In Vim I use a plugin called coc-rust-analyzer. It gives these kinds of errors immediately when I save my file, without the need to compile. I'm pretty sure something like this will also exist for your editor of choice.

This way you don't need to compile your whole project to catch these small errors. :slight_smile:

Compiles times annoy me, but more than that, I think they cripple certain workflows.

Specifically, I've introduced Rust to several people who've all had large compile time complaints. In two particular cases, it boiled down to them having gotten used to a workflow that just doesn't work with Rust. Think about this TDD (test-driven development) workflow for writing new software:

  1. write tests for small portion of a feature
  2. implement that small portion of feature (15 line change max, preferably 3-5 lines)
  3. run tests (fix bugs, run tests again)
  4. repeat steps 1-3 maybe 20-50 times per hour

When writing JavaScript or Python, this cycle is 100% reasonable, and quite nice to use. You get immediate feedback, you get full tests for everything you're writing, and you get good feedback from the compiler. The whole cycle takes less than 5 minute for small additions. Swapping steps 1&2 is also reasonable.

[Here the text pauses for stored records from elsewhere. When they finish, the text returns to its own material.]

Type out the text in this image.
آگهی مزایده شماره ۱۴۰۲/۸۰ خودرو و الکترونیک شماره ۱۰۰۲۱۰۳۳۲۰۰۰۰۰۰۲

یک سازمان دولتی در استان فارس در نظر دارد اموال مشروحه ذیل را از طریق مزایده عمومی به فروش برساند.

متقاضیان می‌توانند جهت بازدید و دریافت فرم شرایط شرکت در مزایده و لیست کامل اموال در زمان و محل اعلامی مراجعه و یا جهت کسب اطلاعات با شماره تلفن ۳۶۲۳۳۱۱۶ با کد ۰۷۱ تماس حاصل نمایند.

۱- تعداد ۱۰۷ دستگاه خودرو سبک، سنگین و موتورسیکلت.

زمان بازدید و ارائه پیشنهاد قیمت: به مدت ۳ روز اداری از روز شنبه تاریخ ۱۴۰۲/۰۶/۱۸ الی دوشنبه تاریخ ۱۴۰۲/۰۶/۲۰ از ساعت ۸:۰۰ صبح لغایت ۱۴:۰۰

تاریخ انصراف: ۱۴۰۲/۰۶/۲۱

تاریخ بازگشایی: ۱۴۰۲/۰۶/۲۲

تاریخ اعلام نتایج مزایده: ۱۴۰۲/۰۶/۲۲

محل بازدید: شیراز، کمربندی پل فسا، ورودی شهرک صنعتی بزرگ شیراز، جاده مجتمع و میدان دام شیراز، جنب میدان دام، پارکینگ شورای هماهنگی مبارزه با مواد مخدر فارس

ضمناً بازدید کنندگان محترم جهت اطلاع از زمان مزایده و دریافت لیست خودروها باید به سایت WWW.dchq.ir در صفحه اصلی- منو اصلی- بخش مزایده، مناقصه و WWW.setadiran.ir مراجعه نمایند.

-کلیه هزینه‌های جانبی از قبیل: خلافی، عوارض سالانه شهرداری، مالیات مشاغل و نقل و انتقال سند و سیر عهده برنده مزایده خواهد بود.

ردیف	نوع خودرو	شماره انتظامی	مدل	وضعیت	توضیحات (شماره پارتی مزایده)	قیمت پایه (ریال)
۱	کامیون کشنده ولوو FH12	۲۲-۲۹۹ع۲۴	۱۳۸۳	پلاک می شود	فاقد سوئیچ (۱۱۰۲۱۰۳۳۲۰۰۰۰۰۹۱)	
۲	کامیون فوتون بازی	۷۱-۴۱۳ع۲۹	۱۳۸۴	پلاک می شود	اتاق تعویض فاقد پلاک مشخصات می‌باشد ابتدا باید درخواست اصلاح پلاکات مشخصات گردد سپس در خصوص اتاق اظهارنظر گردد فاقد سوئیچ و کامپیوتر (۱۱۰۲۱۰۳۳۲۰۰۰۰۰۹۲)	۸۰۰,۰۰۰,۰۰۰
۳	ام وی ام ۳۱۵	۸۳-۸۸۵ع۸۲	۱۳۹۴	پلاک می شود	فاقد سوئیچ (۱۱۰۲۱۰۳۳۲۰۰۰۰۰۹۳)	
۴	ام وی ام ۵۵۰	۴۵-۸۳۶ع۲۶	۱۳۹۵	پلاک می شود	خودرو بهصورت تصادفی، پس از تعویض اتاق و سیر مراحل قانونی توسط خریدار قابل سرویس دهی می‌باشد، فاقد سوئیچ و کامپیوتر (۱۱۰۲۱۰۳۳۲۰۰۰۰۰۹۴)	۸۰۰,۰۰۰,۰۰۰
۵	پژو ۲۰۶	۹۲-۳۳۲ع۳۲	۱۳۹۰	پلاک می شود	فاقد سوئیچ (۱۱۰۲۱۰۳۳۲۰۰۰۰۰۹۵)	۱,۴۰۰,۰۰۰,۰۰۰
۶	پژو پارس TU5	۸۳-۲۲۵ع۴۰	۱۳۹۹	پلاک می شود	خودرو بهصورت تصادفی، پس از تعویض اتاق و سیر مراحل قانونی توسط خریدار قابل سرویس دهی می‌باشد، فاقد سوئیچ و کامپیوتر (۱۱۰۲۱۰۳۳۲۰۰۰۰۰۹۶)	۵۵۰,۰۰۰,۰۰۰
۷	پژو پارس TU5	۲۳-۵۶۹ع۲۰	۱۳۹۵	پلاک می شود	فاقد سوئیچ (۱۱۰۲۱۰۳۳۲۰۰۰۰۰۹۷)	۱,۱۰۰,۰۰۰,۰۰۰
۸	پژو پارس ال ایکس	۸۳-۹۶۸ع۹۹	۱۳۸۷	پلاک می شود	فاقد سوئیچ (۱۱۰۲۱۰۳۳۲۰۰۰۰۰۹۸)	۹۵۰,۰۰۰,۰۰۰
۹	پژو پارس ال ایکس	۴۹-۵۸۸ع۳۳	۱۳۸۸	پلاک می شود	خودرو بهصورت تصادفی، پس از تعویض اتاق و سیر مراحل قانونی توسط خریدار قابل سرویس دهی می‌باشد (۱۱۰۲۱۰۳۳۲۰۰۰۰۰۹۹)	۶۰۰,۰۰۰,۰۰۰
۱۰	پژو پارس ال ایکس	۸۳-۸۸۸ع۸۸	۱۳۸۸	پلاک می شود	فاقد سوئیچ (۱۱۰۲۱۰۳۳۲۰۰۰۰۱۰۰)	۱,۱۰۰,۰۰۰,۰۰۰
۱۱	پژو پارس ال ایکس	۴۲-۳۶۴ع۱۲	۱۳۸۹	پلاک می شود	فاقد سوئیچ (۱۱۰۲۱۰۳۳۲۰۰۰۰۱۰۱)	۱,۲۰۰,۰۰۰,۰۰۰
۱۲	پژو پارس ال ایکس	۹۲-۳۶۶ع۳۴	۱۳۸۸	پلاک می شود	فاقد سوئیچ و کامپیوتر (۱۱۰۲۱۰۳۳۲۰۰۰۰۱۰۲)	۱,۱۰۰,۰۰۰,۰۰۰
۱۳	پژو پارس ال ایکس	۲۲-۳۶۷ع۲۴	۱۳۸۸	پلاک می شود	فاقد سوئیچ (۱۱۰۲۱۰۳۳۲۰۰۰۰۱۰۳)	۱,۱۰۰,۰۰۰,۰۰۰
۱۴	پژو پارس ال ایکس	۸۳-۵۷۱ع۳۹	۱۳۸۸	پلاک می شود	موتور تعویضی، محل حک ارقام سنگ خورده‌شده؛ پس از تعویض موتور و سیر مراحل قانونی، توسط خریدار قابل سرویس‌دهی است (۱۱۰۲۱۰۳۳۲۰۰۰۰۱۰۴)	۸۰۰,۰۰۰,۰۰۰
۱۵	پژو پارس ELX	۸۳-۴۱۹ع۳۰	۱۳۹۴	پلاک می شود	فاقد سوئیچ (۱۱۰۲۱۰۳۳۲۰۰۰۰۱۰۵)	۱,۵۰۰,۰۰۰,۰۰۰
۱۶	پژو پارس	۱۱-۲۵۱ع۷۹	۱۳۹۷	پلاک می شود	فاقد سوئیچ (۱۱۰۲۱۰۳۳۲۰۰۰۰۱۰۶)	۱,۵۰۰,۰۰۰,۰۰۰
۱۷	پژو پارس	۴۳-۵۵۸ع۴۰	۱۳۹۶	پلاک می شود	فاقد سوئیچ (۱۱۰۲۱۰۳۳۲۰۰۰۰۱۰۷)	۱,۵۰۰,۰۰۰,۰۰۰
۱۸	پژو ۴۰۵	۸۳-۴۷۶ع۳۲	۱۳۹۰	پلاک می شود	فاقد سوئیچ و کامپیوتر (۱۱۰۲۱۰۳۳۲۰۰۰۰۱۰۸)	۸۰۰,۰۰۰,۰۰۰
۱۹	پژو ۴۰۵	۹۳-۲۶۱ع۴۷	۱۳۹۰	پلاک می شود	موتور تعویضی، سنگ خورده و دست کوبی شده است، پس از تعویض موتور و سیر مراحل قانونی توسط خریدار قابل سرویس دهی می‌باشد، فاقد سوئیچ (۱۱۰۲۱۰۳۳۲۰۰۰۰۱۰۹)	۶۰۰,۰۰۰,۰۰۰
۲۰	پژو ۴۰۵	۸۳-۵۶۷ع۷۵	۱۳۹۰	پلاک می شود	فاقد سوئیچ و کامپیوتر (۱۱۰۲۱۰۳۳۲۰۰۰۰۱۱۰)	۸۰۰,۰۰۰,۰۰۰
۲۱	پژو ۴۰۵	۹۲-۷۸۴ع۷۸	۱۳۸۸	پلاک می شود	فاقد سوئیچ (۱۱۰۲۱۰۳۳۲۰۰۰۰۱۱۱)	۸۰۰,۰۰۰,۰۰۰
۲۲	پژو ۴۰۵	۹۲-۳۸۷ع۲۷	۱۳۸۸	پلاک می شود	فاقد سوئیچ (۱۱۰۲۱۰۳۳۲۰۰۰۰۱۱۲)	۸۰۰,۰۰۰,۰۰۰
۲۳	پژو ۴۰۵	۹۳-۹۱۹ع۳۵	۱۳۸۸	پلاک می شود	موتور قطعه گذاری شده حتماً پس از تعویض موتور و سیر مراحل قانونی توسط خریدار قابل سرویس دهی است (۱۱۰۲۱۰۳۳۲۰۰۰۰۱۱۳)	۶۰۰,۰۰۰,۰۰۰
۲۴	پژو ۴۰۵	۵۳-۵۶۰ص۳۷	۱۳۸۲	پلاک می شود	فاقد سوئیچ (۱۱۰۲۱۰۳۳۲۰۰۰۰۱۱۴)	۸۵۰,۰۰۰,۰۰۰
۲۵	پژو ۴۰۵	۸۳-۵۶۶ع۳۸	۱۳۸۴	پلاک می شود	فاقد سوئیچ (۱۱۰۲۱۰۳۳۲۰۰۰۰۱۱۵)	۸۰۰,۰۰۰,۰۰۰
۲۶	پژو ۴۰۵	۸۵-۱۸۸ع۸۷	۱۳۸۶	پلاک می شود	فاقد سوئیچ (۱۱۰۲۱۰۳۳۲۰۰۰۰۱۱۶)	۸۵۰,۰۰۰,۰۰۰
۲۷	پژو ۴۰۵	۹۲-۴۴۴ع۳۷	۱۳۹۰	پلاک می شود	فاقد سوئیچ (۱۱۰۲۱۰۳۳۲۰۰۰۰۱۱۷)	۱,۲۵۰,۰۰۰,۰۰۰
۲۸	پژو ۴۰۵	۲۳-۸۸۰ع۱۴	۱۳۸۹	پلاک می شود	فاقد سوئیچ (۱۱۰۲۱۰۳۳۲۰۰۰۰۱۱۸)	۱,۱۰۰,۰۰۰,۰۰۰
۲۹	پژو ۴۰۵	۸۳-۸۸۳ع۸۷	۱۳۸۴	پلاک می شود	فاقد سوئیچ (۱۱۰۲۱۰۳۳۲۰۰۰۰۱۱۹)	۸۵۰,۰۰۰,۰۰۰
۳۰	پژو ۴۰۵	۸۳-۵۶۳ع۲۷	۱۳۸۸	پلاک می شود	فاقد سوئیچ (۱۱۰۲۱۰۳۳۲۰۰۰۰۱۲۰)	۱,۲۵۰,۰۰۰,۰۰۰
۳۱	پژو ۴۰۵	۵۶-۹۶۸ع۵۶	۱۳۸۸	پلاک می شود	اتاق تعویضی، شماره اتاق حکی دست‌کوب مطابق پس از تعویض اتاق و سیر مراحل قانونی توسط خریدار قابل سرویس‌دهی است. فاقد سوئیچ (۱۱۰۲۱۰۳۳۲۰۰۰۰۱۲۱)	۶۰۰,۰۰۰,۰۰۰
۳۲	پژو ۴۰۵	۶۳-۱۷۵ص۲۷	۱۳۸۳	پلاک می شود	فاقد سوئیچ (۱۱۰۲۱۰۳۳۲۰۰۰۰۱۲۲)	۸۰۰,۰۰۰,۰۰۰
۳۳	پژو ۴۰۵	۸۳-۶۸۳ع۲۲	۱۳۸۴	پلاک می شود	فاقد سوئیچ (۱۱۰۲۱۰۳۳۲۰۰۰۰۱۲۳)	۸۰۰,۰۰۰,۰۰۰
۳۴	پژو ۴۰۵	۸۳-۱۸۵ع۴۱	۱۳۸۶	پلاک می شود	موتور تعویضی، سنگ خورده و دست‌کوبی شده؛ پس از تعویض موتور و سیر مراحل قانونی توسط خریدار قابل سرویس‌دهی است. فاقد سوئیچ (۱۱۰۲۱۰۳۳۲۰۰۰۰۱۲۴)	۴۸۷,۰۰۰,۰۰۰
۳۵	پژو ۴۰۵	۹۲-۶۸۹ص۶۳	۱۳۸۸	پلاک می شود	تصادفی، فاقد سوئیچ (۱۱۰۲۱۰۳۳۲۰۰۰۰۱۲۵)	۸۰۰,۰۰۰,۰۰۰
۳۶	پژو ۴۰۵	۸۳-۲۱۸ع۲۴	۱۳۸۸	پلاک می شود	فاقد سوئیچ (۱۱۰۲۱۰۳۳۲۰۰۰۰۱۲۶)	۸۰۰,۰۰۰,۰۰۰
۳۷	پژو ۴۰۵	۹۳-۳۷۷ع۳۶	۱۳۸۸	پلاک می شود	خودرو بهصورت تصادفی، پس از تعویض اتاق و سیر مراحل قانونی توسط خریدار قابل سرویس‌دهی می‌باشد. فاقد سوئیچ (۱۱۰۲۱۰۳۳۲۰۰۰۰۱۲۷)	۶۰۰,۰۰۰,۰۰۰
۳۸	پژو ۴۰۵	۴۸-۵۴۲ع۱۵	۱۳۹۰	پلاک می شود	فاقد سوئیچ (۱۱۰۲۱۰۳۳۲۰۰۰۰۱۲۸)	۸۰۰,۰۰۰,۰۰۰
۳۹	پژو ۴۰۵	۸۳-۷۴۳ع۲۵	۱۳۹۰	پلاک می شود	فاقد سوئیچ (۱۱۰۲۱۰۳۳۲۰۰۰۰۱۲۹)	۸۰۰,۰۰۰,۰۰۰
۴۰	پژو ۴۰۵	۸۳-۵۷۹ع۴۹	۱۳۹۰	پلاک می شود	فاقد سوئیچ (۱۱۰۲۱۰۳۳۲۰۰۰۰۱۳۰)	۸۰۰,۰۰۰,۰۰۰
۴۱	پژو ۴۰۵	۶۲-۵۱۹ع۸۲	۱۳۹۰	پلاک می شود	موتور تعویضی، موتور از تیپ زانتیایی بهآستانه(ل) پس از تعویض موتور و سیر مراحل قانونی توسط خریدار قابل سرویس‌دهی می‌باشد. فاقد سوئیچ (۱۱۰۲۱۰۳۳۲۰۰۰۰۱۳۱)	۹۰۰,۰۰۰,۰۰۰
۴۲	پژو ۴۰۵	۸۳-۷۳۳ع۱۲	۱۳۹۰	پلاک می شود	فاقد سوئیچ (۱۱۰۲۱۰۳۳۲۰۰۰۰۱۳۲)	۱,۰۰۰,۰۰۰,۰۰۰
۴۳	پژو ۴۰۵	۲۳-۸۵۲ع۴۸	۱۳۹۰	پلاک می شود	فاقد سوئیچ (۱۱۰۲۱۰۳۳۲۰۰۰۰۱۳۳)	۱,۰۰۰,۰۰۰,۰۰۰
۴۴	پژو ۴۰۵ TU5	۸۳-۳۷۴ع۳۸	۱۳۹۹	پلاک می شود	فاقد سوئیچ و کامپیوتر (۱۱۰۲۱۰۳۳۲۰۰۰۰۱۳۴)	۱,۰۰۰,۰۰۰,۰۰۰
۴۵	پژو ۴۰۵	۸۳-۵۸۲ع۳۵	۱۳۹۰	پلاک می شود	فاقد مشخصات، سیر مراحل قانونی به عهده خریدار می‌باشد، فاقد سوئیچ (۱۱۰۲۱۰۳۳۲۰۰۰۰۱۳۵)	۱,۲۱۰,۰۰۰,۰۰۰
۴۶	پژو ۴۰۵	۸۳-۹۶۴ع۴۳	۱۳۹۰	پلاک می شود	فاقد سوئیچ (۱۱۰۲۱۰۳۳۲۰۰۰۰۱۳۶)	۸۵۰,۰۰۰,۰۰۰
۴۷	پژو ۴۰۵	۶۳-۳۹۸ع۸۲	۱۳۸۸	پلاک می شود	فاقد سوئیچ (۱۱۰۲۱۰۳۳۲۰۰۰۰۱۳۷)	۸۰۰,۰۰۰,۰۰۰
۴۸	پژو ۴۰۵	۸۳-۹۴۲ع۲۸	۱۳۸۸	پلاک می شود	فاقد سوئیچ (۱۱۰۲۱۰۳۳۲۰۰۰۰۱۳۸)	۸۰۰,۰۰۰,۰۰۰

When writing Rust, though, step 3 takes over a minute. Not even a 50% reduction in compile times would fix this: this workflow is impossible using Rust, and will be as long as we have a compiler which takes more than ~5 seconds on a large project. Something needs to change to make this workflow function - otherwise, you end up incredibly unproductive, writing 10 lines of code every 10 minutes. If you're used to thinking in terms of tests and getting that kind of immediate feedback on your logic, rust's compiles times can break your workflow in the worst way.

I've tried to help people I've introduced to rust by getting them to adopt slightly different workflows, but it can be a hard pill to swallow, especially if you've become invested in methodologies which support this kind of thing. The worst part is that several people who I've tried to talk into using Rust originally liked the idea for the exact same reason they like TDD: both make code more correct! So adopting Rust for it's correctness-focused design can be a lot less appealing if it means having to discard TDD, one of your best existing tools for making code correct.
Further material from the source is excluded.